Events Filtering

Filters

This system allows you to filter some network security monitoring events based on some criteria. The objectives is to lower the amount of generated data by applying some specific filters.

DNS events filter

There is 2 filters available there: domains and servers filters.

The domain filters will suppress all events about DNS queries to any of the domains specified in the list. All DNS name under a domain are dropped. For instance, if example.com is specified a DNS query to example.com or my.example.com will not be logged.

The servers filters allows you to control the list of servers to ignore. All DNS queries to the specified servers will not be logged.

Flow filters

The flow events can create a huge amount of data. These filters limit the number of events by not logging the flow event if ever the age of the flow is below a certain limit.

TCP flow events min age filter

Don’t log all events of type flow for the TCP protocol if their age is below the specified limit.
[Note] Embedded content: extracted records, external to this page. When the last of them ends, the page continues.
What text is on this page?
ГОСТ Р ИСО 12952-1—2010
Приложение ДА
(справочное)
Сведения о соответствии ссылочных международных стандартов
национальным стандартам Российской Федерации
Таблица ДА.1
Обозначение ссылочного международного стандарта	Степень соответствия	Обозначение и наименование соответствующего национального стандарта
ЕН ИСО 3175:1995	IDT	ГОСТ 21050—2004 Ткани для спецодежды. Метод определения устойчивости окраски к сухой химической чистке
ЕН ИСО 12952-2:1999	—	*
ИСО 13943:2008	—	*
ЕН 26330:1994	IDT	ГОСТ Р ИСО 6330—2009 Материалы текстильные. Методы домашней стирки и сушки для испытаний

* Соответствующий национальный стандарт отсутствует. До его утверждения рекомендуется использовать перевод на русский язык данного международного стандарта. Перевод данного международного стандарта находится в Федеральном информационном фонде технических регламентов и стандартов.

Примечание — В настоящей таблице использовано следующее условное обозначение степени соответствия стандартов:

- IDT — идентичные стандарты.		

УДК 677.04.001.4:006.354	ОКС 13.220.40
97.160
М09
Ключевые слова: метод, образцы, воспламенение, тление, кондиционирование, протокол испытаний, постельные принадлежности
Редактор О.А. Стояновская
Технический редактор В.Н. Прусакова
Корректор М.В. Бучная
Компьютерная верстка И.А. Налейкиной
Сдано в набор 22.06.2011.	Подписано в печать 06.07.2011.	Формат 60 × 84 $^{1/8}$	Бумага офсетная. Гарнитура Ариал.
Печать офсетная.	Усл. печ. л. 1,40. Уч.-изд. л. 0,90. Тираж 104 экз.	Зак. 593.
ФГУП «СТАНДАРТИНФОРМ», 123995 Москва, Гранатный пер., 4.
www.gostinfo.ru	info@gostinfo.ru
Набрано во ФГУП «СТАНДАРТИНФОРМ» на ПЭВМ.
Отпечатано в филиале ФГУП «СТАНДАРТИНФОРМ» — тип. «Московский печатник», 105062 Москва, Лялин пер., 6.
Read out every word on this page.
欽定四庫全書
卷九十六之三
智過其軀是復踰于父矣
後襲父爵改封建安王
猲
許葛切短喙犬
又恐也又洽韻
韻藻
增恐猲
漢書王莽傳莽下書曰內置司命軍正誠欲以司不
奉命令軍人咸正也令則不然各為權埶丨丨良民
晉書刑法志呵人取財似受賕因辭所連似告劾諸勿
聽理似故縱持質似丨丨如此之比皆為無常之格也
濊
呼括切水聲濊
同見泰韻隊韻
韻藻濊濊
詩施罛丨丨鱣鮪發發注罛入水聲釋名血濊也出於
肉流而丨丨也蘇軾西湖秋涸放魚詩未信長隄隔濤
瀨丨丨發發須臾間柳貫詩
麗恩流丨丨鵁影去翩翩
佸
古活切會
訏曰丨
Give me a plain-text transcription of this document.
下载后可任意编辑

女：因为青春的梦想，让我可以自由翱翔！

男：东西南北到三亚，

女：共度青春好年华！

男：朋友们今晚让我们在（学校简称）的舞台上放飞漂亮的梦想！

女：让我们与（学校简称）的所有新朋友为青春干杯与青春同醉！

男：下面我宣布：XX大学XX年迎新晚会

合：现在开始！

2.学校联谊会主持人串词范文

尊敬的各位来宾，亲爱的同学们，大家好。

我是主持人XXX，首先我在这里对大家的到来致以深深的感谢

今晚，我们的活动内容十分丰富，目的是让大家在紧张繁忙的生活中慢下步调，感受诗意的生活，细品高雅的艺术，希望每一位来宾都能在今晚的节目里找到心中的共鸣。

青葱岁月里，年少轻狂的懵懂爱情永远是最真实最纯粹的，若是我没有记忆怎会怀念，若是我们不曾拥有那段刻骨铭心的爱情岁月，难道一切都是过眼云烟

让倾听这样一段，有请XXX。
UDP flow events min age filter

Don’t log all events of type flow for the UDP protocol if their age is below the specified limit.

Flow events min age filter

Don’t log all events of type flow for the specified list of IP protocols if their age is below the specified limit.

Enrichment options

These filters will add information to the generated events.

Create FQDN like fields from network definitions

When Network definitions is used, it creates fields containing the path of an IP address in the hierarchical tree as a list. For example, we can have

['Servers', 'Paris', 'my Company']

This filter will add fields whom value is a string representing the path. Our previous example will trigger creation of fields with value

servers.paris.my-company

Depending on the original events, generated fields are among:

  • net_info.src_agg: aggregated path of the source IP address

  • net_info.dest_agg: aggregated path of the destination IP address

  • alert.source.net_info_agg: aggregated path of the attacker IP address

  • alert.target.net_info_agg: aggregated path to the target IP address

Add field with lateral movement information

If network definitions is used, this filter will add to alerts events a tag named alert.lateral if ever the source and destination IPs share a network in the network definitions. Its value will be the longest common aggregated path.

For instance if we have an event with:

  • net_info.src_agg: servers.paris.my-company

  • net_info.dest_agg: wifi.paris.my-company

Then the alert event will be added:

alert.lateral: paris.my-company

Add some signature information in alerts

This filter adds a sig object in the alert events. It contains the creation and update dates of the signature.